Just to be double safe, and for the fun of it, I placed the restrictions variable in both places. Why not kill two birds with one stone?
Disappointingly, I only received two companies back from the original 75. It appears that very few Oil & Gas – E&P companies are worth $1 billion AND have a positive net income. Either way, they resulted in the highest average change of close over the past year so that we will go along with it.
When you run the backtest, it appears that this simple addition to the screen has made the returns extremely dull. But, even what seems to be a strategy that barely moves from the 0% line has a standard deviation of exactly double the market. How? Let’s take the log scale of the graph and get a better look at what’s going on with the returns of the test.
Though the strategy didn’t move much at the end of the day, it was a truly wild ride; wherein you lost 90% of your portfolio value at one point while bouncing all over the map. I don’t believe the restrictions are too tight, as it shouldn’t be that big of an ask to want a stable company that is making money. So, let’s try something different and see what happens if we change the rebalance period to happen more often. By doing this we are making our strategy buy and sell stocks more often which incurs trading costs, but we are also giving it a bit more variation.
We are going to leave the editor just as it is, and still look for the top performing industry over the past year. The difference is that we are going to create multiple points throughout the year for us to test. Going the most basic route, we will try a quarterly rebalance. At this point we are also going to add trading costs of 0.1% – not high, but we are attempting to only purchase fairly strong stable companies.
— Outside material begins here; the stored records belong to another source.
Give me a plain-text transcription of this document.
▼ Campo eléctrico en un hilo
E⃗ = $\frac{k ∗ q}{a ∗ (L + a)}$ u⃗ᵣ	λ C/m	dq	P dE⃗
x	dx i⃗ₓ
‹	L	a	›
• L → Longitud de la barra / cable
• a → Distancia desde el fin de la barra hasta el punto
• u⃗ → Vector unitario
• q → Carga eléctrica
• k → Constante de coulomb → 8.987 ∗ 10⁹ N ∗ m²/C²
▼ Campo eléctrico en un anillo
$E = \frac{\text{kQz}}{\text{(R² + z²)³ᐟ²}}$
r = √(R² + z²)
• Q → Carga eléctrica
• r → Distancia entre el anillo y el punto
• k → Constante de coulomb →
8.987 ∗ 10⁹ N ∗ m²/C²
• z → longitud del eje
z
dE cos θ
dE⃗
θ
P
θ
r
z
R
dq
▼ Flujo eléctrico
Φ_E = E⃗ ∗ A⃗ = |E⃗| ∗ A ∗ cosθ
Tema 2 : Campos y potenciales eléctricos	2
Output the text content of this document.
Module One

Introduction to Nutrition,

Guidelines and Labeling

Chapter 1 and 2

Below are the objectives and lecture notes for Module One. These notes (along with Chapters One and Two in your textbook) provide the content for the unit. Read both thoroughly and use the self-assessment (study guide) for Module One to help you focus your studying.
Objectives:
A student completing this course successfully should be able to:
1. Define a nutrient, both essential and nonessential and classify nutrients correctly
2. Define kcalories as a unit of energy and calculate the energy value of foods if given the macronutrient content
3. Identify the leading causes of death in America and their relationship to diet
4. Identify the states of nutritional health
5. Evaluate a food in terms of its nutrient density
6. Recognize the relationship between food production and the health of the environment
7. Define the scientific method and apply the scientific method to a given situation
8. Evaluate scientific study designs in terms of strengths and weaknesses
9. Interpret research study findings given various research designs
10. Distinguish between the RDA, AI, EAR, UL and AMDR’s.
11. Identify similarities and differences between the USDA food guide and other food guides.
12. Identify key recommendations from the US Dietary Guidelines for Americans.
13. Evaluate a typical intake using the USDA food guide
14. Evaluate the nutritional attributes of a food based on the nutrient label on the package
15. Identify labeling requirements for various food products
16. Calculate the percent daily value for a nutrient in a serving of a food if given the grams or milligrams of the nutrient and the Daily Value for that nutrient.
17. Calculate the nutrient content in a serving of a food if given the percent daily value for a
It worked a bit better, but still nothing to write home about. You still lose money when compared to the benchmark, but you do have steady returns over the past few years. This doesn’t really mean much, and honestly kind of just kills the strategy. I know there are people out there that have the different parameters when building an industry rotation strategy, and I’d love to see them in the comments so that I can try them out. Until then, I’m going to stay away from the industry rotation strategies in my portfolio.